Fortunately, mapstruct can do this very easily. We just need to create a new method annotated with @Condition in our JsonNullableMapper:

package pl.kdrozd.examples.mapper;

import org.mapstruct.Condition;
import org.mapstruct.Mapper;
import org.mapstruct.Named;
import org.openapitools.jackson.nullable.JsonNullable;

@Mapper(componentModel = "spring")
public interface JsonNullableMapper {

    default <T> JsonNullable<T> wrap(T entity) {
        return JsonNullable.of(entity);
    }

    default <T> T unwrap(JsonNullable<T> jsonNullable) {
        return jsonNullable == null ? null : jsonNullable.orElse(null);
    }

    /**
     * Checks whether nullable parameter was passed explicitly.
     * @return true if value was set explicitly, false otherwise
     */
    @Condition
    default <T> boolean isPresent(JsonNullable<T> nullable) {
        return nullable != null && nullable.isPresent();
    }
}

Mapstruct generated exactly what we need and now the 4th test passes.
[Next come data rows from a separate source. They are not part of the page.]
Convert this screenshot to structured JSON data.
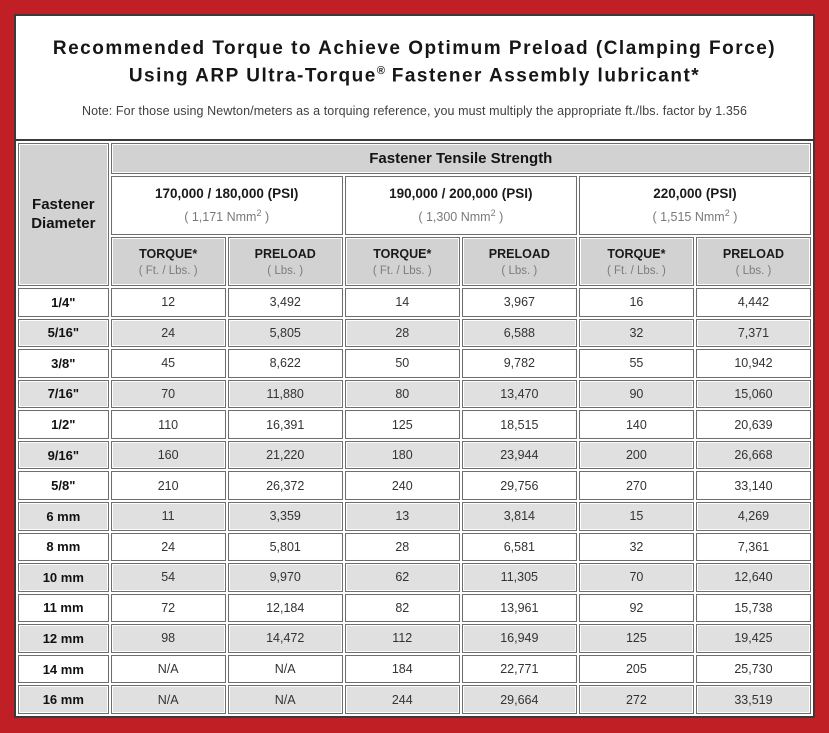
{
  "title": {
    "line1": "Recommended Torque to Achieve Optimum Preload (Clamping Force)",
    "line2_pre": "Using ARP Ultra-Torque",
    "line2_sup": "®",
    "line2_post": " Fastener Assembly lubricant*",
    "note": "Note: For those using Newton/meters as a torquing reference, you must multiply the appropriate ft./lbs. factor by 1.356"
  },
  "colors": {
    "frame_red": "#c01f25",
    "header_gray": "#d2d2d2",
    "row_alt_gray": "#e0e0e0",
    "border_dark": "#3a3a3a",
    "cell_border": "#6e6e6e"
  },
  "table": {
    "corner_line1": "Fastener",
    "corner_line2": "Diameter",
    "group_header": "Fastener Tensile Strength",
    "strength_groups": [
      {
        "psi": "170,000 / 180,000 (PSI)",
        "nmm_pre": "( 1,171 Nmm",
        "nmm_sup": "2",
        "nmm_post": " )"
      },
      {
        "psi": "190,000 / 200,000 (PSI)",
        "nmm_pre": "( 1,300 Nmm",
        "nmm_sup": "2",
        "nmm_post": " )"
      },
      {
        "psi": "220,000 (PSI)",
        "nmm_pre": "( 1,515 Nmm",
        "nmm_sup": "2",
        "nmm_post": " )"
      }
    ],
    "torque_header": {
      "line1": "TORQUE*",
      "line2": "( Ft. / Lbs. )"
    },
    "preload_header": {
      "line1": "PRELOAD",
      "line2": "( Lbs. )"
    },
    "rows": [
      {
        "dia": "1/4\"",
        "cells": [
          "12",
          "3,492",
          "14",
          "3,967",
          "16",
          "4,442"
        ]
      },
      {
        "dia": "5/16\"",
        "cells": [
          "24",
          "5,805",
          "28",
          "6,588",
          "32",
          "7,371"
        ]
      },
      {
        "dia": "3/8\"",
        "cells": [
          "45",
          "8,622",
          "50",
          "9,782",
          "55",
          "10,942"
        ]
      },
      {
        "dia": "7/16\"",
        "cells": [
          "70",
          "11,880",
          "80",
          "13,470",
          "90",
          "15,060"
        ]
      },
      {
        "dia": "1/2\"",
        "cells": [
          "110",
          "16,391",
          "125",
          "18,515",
          "140",
          "20,639"
        ]
      },
      {
        "dia": "9/16\"",
        "cells": [
          "160",
          "21,220",
          "180",
          "23,944",
          "200",
          "26,668"
        ]
      },
      {
        "dia": "5/8\"",
        "cells": [
          "210",
          "26,372",
          "240",
          "29,756",
          "270",
          "33,140"
        ]
      },
      {
        "dia": "6 mm",
        "cells": [
          "11",
          "3,359",
          "13",
          "3,814",
          "15",
          "4,269"
        ]
      },
      {
        "dia": "8 mm",
        "cells": [
          "24",
          "5,801",
          "28",
          "6,581",
          "32",
          "7,361"
        ]
      },
      {
        "dia": "10 mm",
        "cells": [
          "54",
          "9,970",
          "62",
          "11,305",
          "70",
          "12,640"
        ]
      },
      {
        "dia": "11 mm",
        "cells": [
          "72",
          "12,184",
          "82",
          "13,961",
          "92",
          "15,738"
        ]
      },
      {
        "dia": "12 mm",
        "cells": [
          "98",
          "14,472",
          "112",
          "16,949",
          "125",
          "19,425"
        ]
      },
      {
        "dia": "14 mm",
        "cells": [
          "N/A",
          "N/A",
          "184",
          "22,771",
          "205",
          "25,730"
        ]
      },
      {
        "dia": "16 mm",
        "cells": [
          "N/A",
          "N/A",
          "244",
          "29,664",
          "272",
          "33,519"
        ]
      }
    ]
  }
}
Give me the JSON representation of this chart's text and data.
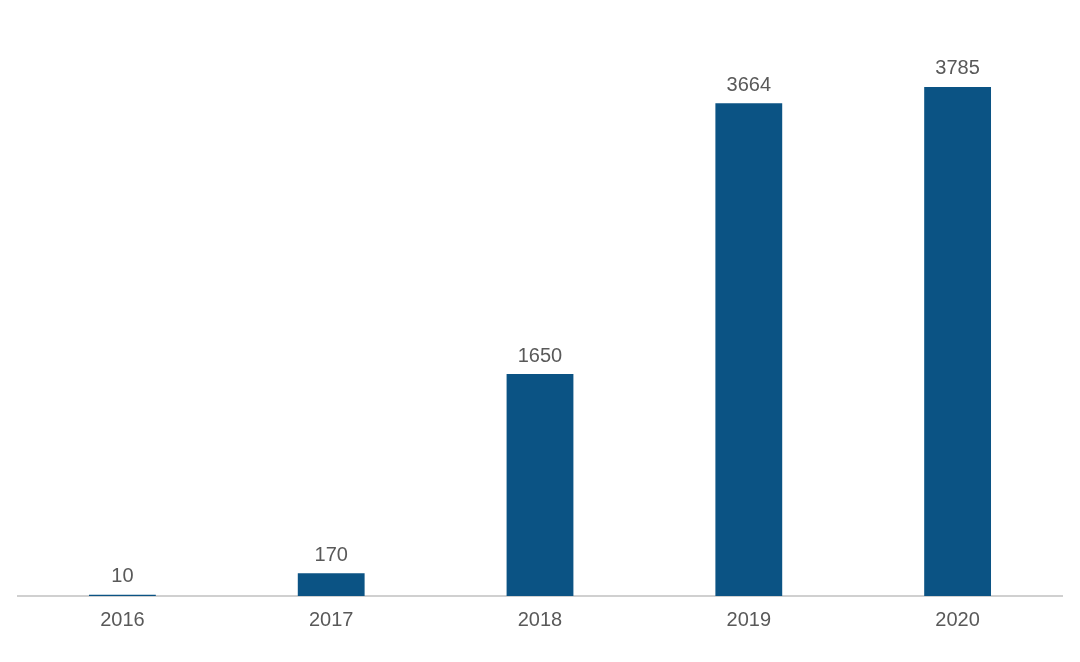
{
  "chart_data": {
    "type": "bar",
    "categories": [
      "2016",
      "2017",
      "2018",
      "2019",
      "2020"
    ],
    "values": [
      10,
      170,
      1650,
      3664,
      3785
    ],
    "color": "#0b5384",
    "data_labels": true,
    "tick_labels": "x",
    "grid": false,
    "legend": false
  }
}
@Override // generated by mapstruct
public void update(ProductDTO update, Product destination) {
    if ( update == null ) {
        return;
    }
    if ( update.getName() != null ) {
        destination.setName( update.getName() );
    }
    if ( update.getQuantity() != null ) {
        destination.setQuantity( update.getQuantity() );
    }
    if ( jsonNullableMapper.isPresent( update.getDescription() ) ) {
        destination.setDescription( jsonNullableMapper.unwrap( update.getDescription() ) );
    }
    if ( jsonNullableMapper.isPresent( update.getManufacturer() ) ) {
        destination.setManufacturer( jsonNullableMapper.unwrap( update.getManufacturer() ) );
    }
}

Summary

In this article, I have presented you how to implement a partial update with JsonNullable and mapstruct.

The source code can be found on my Github.